Running a flash off a V88 Battery Pack

This tutorial will show you how to modify a Yongnuo YN560-III Speedlite flash so that it can be run off the V88. We built this specifically for a remote camera trap project Gabriel Olson is conducting. The V88 operating at 12V will go through a 5V regulator and fed to the battery terminals of the flash. The same concept should work with other DSLR flashes, but we have not tested on other models. To do this modification, you will need a couple items.

Materials:

  • soldering iron / solder
  • heat shrink / heat gun or lighter
  • 12V/5V converter (this specific one works)
  • 5.5 x 2.1 mm barrel jack to bare wires
  • a connector (I used XT60s, but you could also use EC3 or JST)
  • screwdriver

Modifying the flash:

  1. Remove the bottom 4 screws
  2. Twist the top 90 degrees and unscrew 2 more. One is usually hidden under a sticker
  3. The bottom cover comes off – remove it and disconnect the wires from the flash’s base, remembering which connector it pairs with (the middle one)
  4. Slide open the battery cover, pop off the soft plastic cover on the other side, and take the back casing off, with the seam going right through the middle of the flash. Disconnect these wires from the base as well
  5. On this back casing, remove the 3-prong connection by removing 2 screws (one’s on the bottom) and popping it out to reveal a hole
  6. Identify the positive and negative battery terminals on the flash using a multimeter. There are a couple ways to do this – plug in 4 AAs and see across which points you get 6V, or follow the visual layout of the battery setup to find it. In this case they’re here (the red wire with the arrow goes to the bottom left battery but it’s hard to reach)
  7. Determine if the connector you’re going to use can fit through the hole in the back casing.

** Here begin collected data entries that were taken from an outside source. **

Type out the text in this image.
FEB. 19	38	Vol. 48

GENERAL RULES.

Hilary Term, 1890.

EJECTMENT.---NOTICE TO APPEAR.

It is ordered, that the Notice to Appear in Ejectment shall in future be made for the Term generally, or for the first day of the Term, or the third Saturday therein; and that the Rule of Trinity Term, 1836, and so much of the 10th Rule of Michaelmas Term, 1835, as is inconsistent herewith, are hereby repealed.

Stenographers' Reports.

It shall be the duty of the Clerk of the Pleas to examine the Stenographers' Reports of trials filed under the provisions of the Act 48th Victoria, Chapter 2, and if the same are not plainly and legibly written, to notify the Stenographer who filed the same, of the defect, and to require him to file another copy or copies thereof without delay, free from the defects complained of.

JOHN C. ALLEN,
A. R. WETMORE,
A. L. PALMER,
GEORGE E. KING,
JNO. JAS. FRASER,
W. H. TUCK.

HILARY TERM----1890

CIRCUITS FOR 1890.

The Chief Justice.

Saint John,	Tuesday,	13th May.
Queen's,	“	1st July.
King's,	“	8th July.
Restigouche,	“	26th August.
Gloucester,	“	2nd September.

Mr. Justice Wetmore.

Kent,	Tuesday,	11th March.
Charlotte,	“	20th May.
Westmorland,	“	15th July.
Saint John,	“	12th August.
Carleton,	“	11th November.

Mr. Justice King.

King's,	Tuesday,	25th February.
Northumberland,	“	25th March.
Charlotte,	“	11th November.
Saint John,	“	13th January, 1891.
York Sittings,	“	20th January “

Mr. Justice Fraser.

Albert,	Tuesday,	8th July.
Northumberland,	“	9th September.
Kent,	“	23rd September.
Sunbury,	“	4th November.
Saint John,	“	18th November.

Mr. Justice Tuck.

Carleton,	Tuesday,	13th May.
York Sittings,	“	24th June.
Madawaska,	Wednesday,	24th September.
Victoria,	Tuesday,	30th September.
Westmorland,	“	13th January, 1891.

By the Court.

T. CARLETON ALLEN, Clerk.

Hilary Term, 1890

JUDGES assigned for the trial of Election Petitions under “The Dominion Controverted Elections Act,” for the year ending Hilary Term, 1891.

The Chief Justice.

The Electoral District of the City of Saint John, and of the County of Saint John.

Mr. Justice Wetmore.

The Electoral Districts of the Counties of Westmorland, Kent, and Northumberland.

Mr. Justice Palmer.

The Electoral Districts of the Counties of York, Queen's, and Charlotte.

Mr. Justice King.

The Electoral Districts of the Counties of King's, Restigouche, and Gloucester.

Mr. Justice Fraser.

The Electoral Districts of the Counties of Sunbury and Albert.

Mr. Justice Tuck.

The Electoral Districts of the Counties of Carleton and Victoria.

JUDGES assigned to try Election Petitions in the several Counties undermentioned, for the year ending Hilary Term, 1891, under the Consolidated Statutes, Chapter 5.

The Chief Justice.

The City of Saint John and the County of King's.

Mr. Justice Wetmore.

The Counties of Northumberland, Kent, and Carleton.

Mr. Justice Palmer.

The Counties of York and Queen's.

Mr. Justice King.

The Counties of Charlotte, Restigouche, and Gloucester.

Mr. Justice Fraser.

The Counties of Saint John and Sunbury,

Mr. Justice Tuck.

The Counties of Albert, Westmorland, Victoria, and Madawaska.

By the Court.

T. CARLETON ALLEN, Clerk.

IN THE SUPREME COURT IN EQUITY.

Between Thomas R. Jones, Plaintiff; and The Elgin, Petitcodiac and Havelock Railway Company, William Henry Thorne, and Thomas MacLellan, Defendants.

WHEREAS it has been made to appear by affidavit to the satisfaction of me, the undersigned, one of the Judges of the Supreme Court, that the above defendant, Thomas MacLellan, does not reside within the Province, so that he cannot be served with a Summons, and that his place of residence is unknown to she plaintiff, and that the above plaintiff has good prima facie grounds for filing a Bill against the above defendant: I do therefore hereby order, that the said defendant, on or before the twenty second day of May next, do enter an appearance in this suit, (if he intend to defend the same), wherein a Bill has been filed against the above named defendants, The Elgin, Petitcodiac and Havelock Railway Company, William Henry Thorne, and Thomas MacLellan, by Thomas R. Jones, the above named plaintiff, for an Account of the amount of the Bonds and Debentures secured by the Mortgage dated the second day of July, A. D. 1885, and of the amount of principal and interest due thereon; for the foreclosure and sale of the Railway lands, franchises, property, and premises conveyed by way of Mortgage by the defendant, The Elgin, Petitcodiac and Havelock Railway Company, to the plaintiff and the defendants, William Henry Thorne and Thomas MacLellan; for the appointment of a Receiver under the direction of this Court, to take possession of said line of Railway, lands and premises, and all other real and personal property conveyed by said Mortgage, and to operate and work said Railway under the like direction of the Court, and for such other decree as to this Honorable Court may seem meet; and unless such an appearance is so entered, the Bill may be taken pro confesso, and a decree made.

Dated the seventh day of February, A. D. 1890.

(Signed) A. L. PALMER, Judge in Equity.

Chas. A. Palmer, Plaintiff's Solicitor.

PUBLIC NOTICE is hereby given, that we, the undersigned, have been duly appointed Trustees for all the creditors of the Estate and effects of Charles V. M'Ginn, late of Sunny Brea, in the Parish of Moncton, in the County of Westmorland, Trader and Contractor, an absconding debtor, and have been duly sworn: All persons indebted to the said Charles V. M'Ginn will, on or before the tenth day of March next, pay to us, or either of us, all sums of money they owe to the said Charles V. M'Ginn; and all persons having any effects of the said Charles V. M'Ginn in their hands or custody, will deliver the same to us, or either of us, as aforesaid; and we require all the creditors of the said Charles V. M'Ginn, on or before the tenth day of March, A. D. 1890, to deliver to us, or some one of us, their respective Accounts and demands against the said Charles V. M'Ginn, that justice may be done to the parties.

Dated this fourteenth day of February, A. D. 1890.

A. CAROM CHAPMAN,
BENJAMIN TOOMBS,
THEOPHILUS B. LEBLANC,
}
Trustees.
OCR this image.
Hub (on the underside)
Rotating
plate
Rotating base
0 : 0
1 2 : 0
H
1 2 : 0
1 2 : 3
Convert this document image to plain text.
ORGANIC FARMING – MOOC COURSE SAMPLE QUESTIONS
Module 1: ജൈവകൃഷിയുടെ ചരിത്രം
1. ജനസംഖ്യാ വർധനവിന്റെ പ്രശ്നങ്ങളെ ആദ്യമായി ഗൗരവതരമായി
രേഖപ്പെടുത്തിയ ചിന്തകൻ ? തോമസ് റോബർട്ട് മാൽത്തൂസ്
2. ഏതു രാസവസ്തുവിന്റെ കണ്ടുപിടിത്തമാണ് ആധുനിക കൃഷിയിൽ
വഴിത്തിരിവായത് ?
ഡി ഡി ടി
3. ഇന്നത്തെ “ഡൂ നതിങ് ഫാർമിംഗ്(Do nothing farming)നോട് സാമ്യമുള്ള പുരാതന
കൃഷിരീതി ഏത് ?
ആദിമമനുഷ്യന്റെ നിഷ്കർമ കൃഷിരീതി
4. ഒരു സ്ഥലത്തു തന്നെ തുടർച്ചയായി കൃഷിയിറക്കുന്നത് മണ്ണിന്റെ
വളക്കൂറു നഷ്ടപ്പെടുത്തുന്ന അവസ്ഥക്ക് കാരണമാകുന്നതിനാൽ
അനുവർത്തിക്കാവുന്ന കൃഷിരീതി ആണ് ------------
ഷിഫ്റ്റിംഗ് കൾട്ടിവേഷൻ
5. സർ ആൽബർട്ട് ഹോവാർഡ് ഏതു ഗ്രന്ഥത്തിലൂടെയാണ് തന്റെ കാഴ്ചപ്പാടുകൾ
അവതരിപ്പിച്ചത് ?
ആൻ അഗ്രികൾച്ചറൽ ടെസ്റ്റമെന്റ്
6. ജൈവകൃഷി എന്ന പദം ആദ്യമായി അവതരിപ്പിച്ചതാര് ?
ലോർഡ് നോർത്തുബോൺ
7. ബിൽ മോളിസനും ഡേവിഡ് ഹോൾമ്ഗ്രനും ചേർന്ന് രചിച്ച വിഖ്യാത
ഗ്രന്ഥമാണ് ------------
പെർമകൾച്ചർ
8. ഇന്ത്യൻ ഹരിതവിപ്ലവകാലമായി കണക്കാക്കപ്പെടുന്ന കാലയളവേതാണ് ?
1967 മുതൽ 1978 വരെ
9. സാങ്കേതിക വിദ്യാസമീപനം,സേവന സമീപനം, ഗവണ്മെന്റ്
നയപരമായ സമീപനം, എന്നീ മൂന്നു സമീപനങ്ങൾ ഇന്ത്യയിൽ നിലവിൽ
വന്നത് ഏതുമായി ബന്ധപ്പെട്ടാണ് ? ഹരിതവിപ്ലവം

The XT60 could not; if yours can’t either, first solder the connections to the camera before soldering onto the XT60, sliding the back casing on in between – OR solder on the XT60 connector first, slide the wires through the back casing, and then solder the connection to the battery terminals after
    • If your connector can fit through the hole, don’t worry about the order. You just want to make sure the casing can get between the two ends of the wires and you don’t get stuck with the casing off
    • Make sure of the length and size of the wires – there isn’t that much space in the actual flash and unless you’re planning on having these wires extend out of the flash, you’ll have to fit it all in there somehow
  8. Solder connections to positive and negative on the battery terminals
    • You can solder to the black connection on the battery terminal – denoted by the white arrow in the above picture. The red is a little more difficult to get to, so I soldered onto the other side of the PCB rather than try to maneuver in there.
  9. Confirm that the wire and connectors all fit together
  10. Put the back and bottom casings back on and connect the wires back to the base
  11. Screw back on all 6 screws
  12. Ensure connector is secured and add strain relief – possibly hot-glue connector to the base

Converter modifications:

  1. Solder 5.5×2.1mm barrel jack to 12V input of the converter, making sure to add heat shrink beforehand
  2. Solder matching connector onto the 5V output of the converter 

You’re all set. Just plug in the converter between the V88 set at 12V output, and the flash.